Sono due i decreti di finanziamento emanati, rispettivamente, dall’assessorato regionale delle infrastrutture e delle mobilità. Il primo per un importo di 80 mila euro, che servirà a sostenere le spese di progettazione relative ad interventi infrastrutturali per la messa in sicurezza dell’area del Santuario. Il secondo per 200 mila euro da parte della Protezione civile regionale, per la realizzazione dei lavori volti a fronteggiare l’emergenza e mitigare la crisi di rischio idrogeologico, a seguito degli eventi meteorologici eccezionali della notte tra il 10 e l’11 e, poi, del 24 settembre, che hanno creato pericoli per la pubblica incolumità e la salute pubblica.

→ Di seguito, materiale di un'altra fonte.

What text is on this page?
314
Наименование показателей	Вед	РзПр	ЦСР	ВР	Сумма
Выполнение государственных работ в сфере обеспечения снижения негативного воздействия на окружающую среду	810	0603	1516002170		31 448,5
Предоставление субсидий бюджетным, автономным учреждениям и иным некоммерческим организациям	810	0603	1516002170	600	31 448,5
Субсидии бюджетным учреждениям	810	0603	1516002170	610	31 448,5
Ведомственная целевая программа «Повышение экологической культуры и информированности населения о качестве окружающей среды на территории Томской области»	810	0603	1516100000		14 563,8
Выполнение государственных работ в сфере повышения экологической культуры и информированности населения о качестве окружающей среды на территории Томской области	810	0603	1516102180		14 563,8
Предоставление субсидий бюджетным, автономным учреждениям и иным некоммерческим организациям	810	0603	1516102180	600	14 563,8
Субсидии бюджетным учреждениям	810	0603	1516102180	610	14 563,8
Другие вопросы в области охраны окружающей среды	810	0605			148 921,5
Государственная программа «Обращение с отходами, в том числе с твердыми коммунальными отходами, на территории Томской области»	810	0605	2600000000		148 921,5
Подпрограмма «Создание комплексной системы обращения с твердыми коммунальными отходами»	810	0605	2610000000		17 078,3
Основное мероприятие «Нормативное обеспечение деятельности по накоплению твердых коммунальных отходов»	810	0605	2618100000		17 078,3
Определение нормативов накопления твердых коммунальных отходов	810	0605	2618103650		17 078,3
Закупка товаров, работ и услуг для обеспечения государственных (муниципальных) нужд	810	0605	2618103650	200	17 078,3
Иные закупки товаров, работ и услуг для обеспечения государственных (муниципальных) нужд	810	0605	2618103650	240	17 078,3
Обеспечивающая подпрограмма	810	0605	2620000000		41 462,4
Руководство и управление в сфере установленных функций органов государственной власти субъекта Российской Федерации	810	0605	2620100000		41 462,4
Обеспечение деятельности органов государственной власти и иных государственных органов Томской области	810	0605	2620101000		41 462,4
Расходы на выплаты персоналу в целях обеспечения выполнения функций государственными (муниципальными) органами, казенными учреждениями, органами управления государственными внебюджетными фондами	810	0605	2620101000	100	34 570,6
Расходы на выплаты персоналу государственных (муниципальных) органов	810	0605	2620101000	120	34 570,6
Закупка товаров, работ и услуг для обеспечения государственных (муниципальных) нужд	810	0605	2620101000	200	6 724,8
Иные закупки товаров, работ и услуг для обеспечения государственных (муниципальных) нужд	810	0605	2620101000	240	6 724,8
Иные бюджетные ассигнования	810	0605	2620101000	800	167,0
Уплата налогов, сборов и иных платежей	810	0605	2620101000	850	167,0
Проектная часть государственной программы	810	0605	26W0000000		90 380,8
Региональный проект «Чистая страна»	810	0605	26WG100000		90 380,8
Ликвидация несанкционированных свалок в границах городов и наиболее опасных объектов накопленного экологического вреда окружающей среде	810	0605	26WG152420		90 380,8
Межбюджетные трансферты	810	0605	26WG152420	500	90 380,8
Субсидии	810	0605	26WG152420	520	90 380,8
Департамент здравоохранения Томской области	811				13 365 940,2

Già in passato, si erano registrate analoghe emergenze nella zona, storicamente piuttosto problematica essendo attraversata dall’antico torrente che, nei secoli, ha subìto un complessivo snaturamento da massicci interventi antropici legati all’urbanizzazione. Del resto, le pubbliche istituzioni erano state più volte sollecitate, dal rettore del Santuario monsignor Benedetto Cottone, per ripulire periodicamente e tempestivamente l’alveo del torrente.
Il sindaco Domenico Surdi e il vicesindaco Alberto Donato dichiarano: “Grazie a questo finanziamento, avvieremo immediatamente la progettazione dell’intervento, che potrà risolvere in maniera definitiva la situazione, sia in ambito strutturale che di incolumità pubblica. Situazione, ad oggi, già sotto controllo – proseguono – perché, subito dopo il nubifragio che, per noi, ha rappresentato un evento particolarmente grave anche perché ha ferito uno dei luoghi simbolo della religiosità alcamese, siamo intervenuti tempestivamente, con fondi comunali, per riaprire la chiesa e per mettere in sicurezza l’area circostante (nelle due immagini qui pubblicate, alcuni dettagli). Coinvolgendo Protezione civile, i volontari, l’Autorità di bacino, il Genio civile, la Sovrintendenza ai beni culturali”.